7. The amendment to Section 11B of the Act to the effect that the applicant has to establish that the incidence of such duty has not been passed on by him to any other person was introduced with effect from 20-9-1991. The object of such amendment was that refund claims could be denied on grounds of unjust enrichment. The burden to prove that Excise duty has not been passed on to the customers was placed on the assessee. The argument of the learned Standing Counsel of the Central Government cannot be sustained because in the instant case, even prior to 20-9-1991 the Tribunal in its Final Order dated 12-9-1990 passed the refund order and the appeal filed before the Supreme Court was also dismissed.
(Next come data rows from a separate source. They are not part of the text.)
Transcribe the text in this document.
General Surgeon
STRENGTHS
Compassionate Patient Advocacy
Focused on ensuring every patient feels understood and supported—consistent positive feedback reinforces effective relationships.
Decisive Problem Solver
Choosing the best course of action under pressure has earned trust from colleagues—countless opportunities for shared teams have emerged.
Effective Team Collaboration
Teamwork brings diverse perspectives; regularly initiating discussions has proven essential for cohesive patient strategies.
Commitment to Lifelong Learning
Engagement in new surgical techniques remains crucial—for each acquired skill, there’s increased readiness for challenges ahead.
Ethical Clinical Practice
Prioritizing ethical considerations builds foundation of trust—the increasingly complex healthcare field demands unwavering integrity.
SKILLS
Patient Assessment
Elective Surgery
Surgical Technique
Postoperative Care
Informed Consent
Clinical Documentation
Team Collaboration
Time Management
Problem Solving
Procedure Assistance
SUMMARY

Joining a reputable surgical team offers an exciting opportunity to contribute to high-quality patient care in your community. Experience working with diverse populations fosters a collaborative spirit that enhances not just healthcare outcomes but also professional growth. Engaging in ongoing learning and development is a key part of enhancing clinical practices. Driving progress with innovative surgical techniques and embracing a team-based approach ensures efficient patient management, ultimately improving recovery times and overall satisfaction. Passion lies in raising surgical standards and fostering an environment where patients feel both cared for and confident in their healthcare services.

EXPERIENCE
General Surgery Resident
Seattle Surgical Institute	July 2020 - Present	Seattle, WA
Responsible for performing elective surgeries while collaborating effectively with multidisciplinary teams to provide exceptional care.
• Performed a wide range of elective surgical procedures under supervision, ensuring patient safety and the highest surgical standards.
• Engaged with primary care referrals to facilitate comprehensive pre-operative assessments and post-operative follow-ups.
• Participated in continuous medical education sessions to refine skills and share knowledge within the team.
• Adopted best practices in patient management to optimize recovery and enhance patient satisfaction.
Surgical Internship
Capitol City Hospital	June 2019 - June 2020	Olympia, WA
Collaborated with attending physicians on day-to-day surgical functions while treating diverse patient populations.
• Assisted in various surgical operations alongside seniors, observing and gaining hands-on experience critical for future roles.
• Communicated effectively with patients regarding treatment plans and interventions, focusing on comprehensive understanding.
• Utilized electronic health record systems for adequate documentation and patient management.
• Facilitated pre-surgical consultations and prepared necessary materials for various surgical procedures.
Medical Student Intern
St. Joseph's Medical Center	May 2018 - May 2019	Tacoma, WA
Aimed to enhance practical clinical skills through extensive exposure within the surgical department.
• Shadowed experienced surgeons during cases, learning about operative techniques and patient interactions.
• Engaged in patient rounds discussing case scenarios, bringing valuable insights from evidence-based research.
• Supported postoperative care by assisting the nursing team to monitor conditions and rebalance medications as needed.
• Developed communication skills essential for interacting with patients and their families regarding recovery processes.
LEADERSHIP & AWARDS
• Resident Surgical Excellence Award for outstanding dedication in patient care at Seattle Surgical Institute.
The filing of application for refund was only consequential to the orders of the Tribunal and therefore the Assistant Collector of Customs and the Collector of Customs committed error in applying the provisions of amended Section 11B of the Central Excise Act by casting the burden of proof on the assessee to prove that the incidence of such duty had not been passed on to any other person. In the facts and circumstances of the case, the Notification No. 30 of 1991, dated 19-9-1991 to Section 11B has no application to the facts of this case, as the said notification is only prospective but not retrospective in nature. In view of the said facts, the CEGAT has not erred in not following the amended provisions of Section 11B of the Act and further the claimant was not required to prove that the incidence of duty has not been passed on to any other person. Considering the facts and circumstances of this case, we are of the opinion that the amended Notification No. 30 of 1991 to Section 11B was only prospective and will not apply to the facts and circumstances of the case and hence the CEGAT has not erred in not following the amended provisions and hence the order of the Tribunal is valid in law. For the above said reasons, the referred questions are answered in favour of the assessee and against the Revenue.
8. In the result, the reference is answered in favour of the assessee and against the Revenue.